A convolutional neural network (CNN)-based artificial intelligence algorithm is capable of accurately analyzing mammogram data to better identify chemoprevention candidates among women with a family history of atypical hyperplasia (AH), and lobular or ductal carcinoma in situ (LCIS/DCIS), a researcher reported at the AACR Virtual Special Conference: Artificial Intelligence, Diagnosis, and Imaging held Jan. 13.
Julia E. McGuinness, MD, an oncology/hematology fellow and investigator at Columbia University Irving Medical Center, explained the results of a retrospective trial conducted with colleagues at the school's Mailman School of Public Health, together with researchers at Baylor College of Medicine and patients from three Chinese hospitals.
The retrospective analysis showed the approach could accurately identify which of 728 evaluable women would benefit most from chemoprevention with anti-estrogens such as tamoxifen. Tamoxifen can reduce breast density, a strong predictor of cancer risk, McGuinness noted. Interpretation of density data by radiologists can be somewhat variable and can lead to less accurate screening.
"We developed a novel, fully automated convolutional neural network derived mammographic evaluation that is a more accurate predictor of breast cancer risk, and evaluated whether chemoprevention with anti-estrogens is associated with a significant change in breast cancer risk among women with atypical hyperplasia or LCIS/DCIS," said McGuinness, who is also Chief Resident of Hematology/Oncology at the Irving Center.
The investigators performed the retrospective cohort study using serial mammograms from subjects diagnosed with AH, LCIS, or DCIS at the center between 2007 and 2010, including baseline scans at diagnosis of AH/LCIS/DCIS or before the start of chemoprevention, and again after 3-5 years. They also evaluated electronic health record information on age, race/ethnicity, menopausal status, BMI, and chemoprevention uptake.
Methodology
Each mammogram was normalized as a map of z-scores and resized, then a contracting and expanding fully convolutional CNN architecture was composed entirely of 3x3 convolutions, a total of four-sided convolutions instead of pooling layers, and symmetric residual connections. Regularization and augmentation methods were also used to prevent overfitting. CNN risk score was expressed as a continuous variable (0-1).
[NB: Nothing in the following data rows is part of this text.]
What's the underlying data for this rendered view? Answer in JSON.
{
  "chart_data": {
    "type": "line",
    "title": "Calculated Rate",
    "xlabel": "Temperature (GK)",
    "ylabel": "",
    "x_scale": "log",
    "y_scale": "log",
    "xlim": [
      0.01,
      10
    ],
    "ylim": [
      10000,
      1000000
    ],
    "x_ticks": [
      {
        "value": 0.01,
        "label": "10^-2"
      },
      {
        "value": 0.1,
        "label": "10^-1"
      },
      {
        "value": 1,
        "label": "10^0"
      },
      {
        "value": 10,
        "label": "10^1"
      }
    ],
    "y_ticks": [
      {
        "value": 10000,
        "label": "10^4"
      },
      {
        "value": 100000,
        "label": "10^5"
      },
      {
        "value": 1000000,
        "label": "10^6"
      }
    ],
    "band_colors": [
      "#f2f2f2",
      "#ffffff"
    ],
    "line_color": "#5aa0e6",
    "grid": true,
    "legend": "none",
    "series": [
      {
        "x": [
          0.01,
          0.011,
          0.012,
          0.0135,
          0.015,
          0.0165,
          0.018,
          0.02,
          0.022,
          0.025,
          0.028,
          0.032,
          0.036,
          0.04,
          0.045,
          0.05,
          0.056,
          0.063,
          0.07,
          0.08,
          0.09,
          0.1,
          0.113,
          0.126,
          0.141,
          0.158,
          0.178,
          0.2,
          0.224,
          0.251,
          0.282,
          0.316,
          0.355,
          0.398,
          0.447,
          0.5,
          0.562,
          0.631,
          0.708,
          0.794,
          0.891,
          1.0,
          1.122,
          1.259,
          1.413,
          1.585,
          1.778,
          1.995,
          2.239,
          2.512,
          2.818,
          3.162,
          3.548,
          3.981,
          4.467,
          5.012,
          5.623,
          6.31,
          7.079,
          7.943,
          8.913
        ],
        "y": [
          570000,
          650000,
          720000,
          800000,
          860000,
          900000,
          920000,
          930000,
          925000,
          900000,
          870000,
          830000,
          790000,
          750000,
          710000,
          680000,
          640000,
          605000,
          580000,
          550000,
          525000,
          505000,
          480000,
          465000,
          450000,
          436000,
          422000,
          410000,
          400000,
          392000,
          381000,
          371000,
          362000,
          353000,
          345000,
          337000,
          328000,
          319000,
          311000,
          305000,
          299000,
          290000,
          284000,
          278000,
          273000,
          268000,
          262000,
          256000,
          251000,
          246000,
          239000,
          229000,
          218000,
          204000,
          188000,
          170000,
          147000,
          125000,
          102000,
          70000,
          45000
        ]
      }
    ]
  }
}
The researchers compared changes in CNN risk score from baseline to follow-up among women who took chemoprevention compared to those who did not. They then conducted multivariable linear regression, adjusting for known breast cancer risk factors such as age, BMI, menopausal status, and race/ethnicity to determine whether receipt of chemoprevention was associated with change in CNN risk score.
Among the 728 subjects, the mean age was 60.4 years; 70.4 percent of the women were postmenopausal and 34.1 percent received chemoprevention with anti-estrogens versus 65.9 percent who did not. Women who received chemoprevention, compared to those who did not, had a greater mean change in CNN risk scores from baseline to 3-5 years of follow-up, at -0.069 and -0.019, respectively.
Multivariate analysis showed that women who received chemoprevention had a 0.038 point (3.8%) greater decrease in risk score compared to those who did not.
"We demonstrated that our CNN-based mammographic evaluation is modifiable with anti-estrogen therapy among high-risk women," McGuinness said, adding that "future studies should determine whether changes in CNN risk score are associated with the development of breast cancer, in order to further evaluate the CNN mammographic evaluation as a potential pharmacodynamic biomarker of response to breast cancer chemoprevention."
In AI machine learning, a CNN is known as a deep-learning algorithm. It can take in an input image, assign importance to various aspects and objects in the image-learnable weights and biases-and be able to differentiate one from the other.
"The human brain processes a huge amount of information the second we see an image. Each neuron works in its own receptive field and is connected to other neurons in a way that they cover the entire visual field," McGuinness explained. "Just as each neuron responds to stimuli only in the restricted region of the visual field, called the receptive field in the biological vision system, each neuron in a CNN processes data only in its receptive field as well. The layers are arranged in such a way so that they detect simpler patterns first, such as lines, curves, etc., and then more complex patterns (faces, objects, etc.), enabling the equivalent of 'sight' by such a system."
Kurt Samson is a contributing writer.